Changes to an inheritance tree also affect the execution of methods in that tree. For instance, consider the new version of Class A shown in Fig. 7. The new version Class A does not inherit from System.Array. This change will influence the execution of all the methods in Class A. Hence, all methods in Class A are marked as changed. This change also influences the execution of Class B since it inherits the changed Class A. Therefore, all the methods of Class B are also marked as changed. The changes to an inheritance tree are identified by simple comparison of two inheritance tree objects of both old and new versions of a component. The methods (of both Classes A and B) are identified from the inheritance tree object and are marked as changed.

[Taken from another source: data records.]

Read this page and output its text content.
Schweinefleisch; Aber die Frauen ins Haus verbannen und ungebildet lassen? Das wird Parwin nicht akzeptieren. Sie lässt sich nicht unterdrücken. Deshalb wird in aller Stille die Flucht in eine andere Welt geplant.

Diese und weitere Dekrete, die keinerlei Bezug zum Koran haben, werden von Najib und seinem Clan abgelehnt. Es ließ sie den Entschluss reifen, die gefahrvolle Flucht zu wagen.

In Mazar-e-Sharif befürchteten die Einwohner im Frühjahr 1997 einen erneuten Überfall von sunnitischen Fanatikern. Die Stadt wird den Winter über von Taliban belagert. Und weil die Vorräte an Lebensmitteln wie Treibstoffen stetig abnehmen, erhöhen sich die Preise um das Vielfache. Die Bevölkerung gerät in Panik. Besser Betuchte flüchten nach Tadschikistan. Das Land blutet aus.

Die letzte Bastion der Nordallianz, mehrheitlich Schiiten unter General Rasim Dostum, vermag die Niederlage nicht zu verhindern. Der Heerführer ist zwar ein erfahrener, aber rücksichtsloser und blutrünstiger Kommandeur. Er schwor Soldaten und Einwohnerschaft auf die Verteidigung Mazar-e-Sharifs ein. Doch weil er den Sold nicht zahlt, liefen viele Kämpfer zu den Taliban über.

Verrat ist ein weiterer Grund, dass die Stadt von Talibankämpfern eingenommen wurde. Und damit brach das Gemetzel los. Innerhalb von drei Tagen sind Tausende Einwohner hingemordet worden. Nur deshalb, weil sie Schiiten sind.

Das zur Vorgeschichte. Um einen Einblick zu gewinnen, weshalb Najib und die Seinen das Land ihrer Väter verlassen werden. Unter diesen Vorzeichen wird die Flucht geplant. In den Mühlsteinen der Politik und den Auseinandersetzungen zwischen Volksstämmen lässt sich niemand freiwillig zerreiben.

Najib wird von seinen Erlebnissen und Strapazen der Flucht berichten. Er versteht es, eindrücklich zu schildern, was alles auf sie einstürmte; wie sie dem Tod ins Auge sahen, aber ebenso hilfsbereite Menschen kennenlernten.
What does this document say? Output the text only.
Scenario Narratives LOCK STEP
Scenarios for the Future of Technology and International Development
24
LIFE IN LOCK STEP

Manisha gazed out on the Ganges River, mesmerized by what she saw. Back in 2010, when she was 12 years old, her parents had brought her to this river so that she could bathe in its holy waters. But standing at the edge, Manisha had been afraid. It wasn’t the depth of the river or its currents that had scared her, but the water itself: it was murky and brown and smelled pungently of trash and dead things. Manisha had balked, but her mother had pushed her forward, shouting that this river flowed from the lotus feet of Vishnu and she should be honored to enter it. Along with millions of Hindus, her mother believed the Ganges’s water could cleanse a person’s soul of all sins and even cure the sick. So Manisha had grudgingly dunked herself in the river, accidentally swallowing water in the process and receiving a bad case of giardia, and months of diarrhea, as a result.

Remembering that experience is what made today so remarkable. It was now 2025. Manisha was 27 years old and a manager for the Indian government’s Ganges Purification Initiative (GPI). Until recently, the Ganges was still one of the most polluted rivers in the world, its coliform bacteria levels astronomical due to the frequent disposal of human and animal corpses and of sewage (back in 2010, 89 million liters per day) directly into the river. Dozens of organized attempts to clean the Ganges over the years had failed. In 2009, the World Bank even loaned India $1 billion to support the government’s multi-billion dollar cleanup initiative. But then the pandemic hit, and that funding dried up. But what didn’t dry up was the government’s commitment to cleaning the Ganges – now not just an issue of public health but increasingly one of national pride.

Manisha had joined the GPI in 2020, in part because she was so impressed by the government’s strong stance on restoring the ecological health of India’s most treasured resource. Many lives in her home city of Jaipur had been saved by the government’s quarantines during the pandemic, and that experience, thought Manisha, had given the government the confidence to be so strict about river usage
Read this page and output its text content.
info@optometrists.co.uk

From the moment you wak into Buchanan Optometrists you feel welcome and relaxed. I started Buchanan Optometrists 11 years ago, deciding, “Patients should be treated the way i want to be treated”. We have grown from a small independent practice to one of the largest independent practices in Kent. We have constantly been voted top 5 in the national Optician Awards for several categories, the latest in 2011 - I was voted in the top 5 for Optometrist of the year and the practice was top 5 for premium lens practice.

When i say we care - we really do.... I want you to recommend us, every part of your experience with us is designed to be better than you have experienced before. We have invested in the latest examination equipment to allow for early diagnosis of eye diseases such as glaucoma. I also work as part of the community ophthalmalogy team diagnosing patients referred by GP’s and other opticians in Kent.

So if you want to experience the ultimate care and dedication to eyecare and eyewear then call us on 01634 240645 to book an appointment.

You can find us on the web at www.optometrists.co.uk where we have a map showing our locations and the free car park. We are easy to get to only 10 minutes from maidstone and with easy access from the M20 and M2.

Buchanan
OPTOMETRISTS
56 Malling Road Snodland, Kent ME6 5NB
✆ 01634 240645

Changes to exceptions can occur at two levels. One during the handling of the exceptions and another is at the definition of exceptions. For instance consider the changes made to exceptions handling as shown in Fig. 7. In the new version, method func2( ) doesn't handle exception e2 whereas method func3( ) handle both exceptions but has changed its implementation while handling exception of type e1. In such cases both methods func2 ( ) and func3( ) are marked as changed methods.

To make automation of change impact analysis complete, both syntactic and semantic changes to a program should be considered. Our technique identifies methods affected due to both syntactic and semantic changes made to software written using any programming language.

C. Selecting Smaller Regression Test Suite

On identifying the affected methods, we can find the impact of these changed methods by analyzing the FIG and IRG. For example, in Fig. 6, if method F4 is marked as changed in the new version of the software, then F4, F1 and F2 are marked as changed so any test case pass in these functions are selected.

IV. CASE STUDIES

In this section we apply our approach on two case studies. The first one is software that written in Java language called AlarmClock, and the second is software that written in C++ language called Schedule.

In the first case study the system test suite consists of 90 test cases. The case study has been conducted on three upgrades released during application regression testing cycle. These upgraded consists of mainly bug fixes, like change to source code statements, deletion of methods, adding new methods. The original program has 6 classes and 20 methods and when we apply our approach on this case study we get the resulted that are tabulated in Table I.

TABLE I

RESULTS OF THE FIRST CASE STUDY

# Version

# Test cases selected

% of test effort saved

V1

16

81%

V2

42

53%

V3

27

70%

In the second case study the system test suite consists of 150 test cases. The case study has been conducted on four upgrades released during application regression testing cycle and we get the resulted that are tabulated in Table II.

TABLE I I

RESULTS OF THE SECOND CASE STUDY

# Version

# Test cases selected

% of test effort saved

V1

76

49%

V2

84

44%

V3

65

65%

V4

72

52%

V. CONCLUSION AND FUTURE WORK

In this paper we present a new approach that is based on combining the code based technique and model based technique together to generate a safe and general regression test selection technique. Where we capture the dynamic behaviors of the software applications from UML diagrams. Then identify the impact of changes made to software code that written in any programming language, and based on these changes we select test cases to be re-executed. These test cases are fewer in number when compared to the complete system test suite.

Software maintenance also includes addition and deletion of user functionality. These modifications could be classified as major changes. Often these changes require new test cases to be added/deleted or modify existing test cases. Our future research would focus on investigation of techniques that automatically identify major changes made to code and generate test cases that validate these changes.

ACKNOWLEDGMENT

This study was supported by a grant from Menoufia University, Egypt. Authors appreciate the good cooperation with the members of SQS Software Quality System Egypt.